Some people read one of our articles or books about mental models and complain that it’s not an effective approach because it didn’t lead to an immediate improvement in their thinking. That’s unsurprising; our brains don’t work like that. Integrating new, better approaches takes a ton of time and repetition, just like developing any other skill. You have to keep on reflecting and making course corrections.

At the end of the day, your brain is going to go where it wants to go. You’re going to think the way you think. However much you build awareness of how the world works and learn how to reorient, you’re still, to use Jonathan Haidt’s metaphor from The Righteous Mind, a tiny rider atop a gigantic elephant. None of us can reshape how we think overnight.

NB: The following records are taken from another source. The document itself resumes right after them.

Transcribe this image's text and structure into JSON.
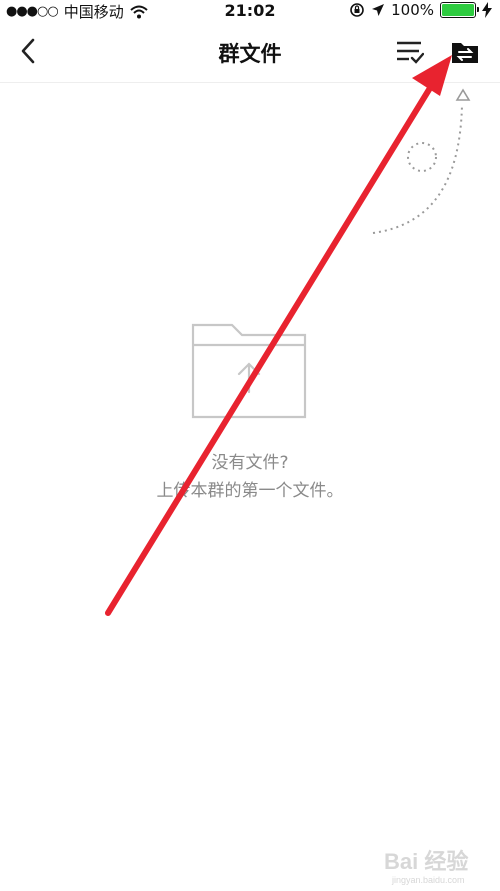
{
  "status_bar": {
    "signal": "●●●○○",
    "carrier": "中国移动",
    "time": "21:02",
    "battery_pct": "100%",
    "icons": [
      "wifi-icon",
      "rotation-lock-icon",
      "location-arrow-icon",
      "battery-icon",
      "charging-bolt-icon"
    ]
  },
  "nav": {
    "title": "群文件",
    "icons": [
      "back-chevron-icon",
      "sort-checklist-icon",
      "folder-transfer-icon"
    ]
  },
  "empty_state": {
    "line1": "没有文件?",
    "line2": "上传本群的第一个文件。",
    "icon": "upload-folder-icon"
  },
  "colors": {
    "accent_arrow": "#e8232f",
    "muted_text": "#8a8a8a",
    "battery_fill": "#2ecc40"
  },
  "watermark": {
    "text": "Bai 经验",
    "url": "jingyan.baidu.com"
  }
}
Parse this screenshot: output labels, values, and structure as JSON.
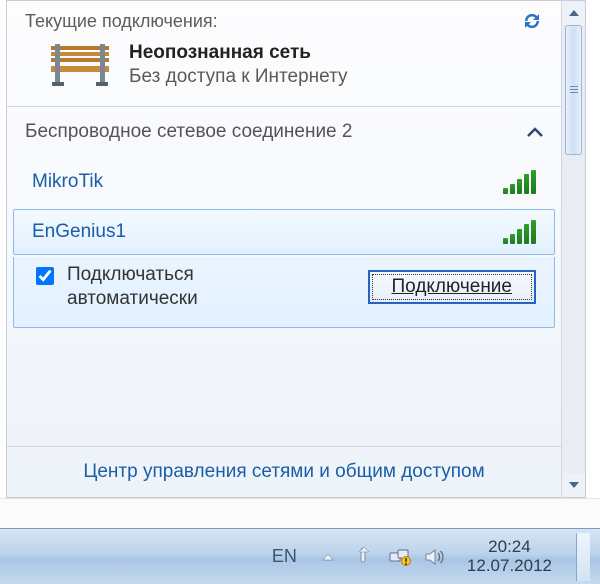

Making good decisions is hard work. There’s a limit to how many decisions you can make in a day before you need a break. On top of that, many knowledge workers are in fields where the most relevant information has a short half-life. Making good decisions requires constant learning and verifying what you think you know.

If you want to make better decisions, you need to do everything you can to reduce the pressure you’re under. You need to let your brain take whatever time it needs to think through the problem at hand. You need to get out of a reactive mode, recognize when you need to pause, and spend more time looking at problems.

A good metaphor is installing an update to the operating system on your laptop. Would you rather install an update that fixes bugs and improves existing processes, or one that just makes everything run faster? Obviously, you’d prefer the former. The latter would just lead to more crashes. The same is true for updating your mental operating system.

Stop trying to think faster. Start trying to think better.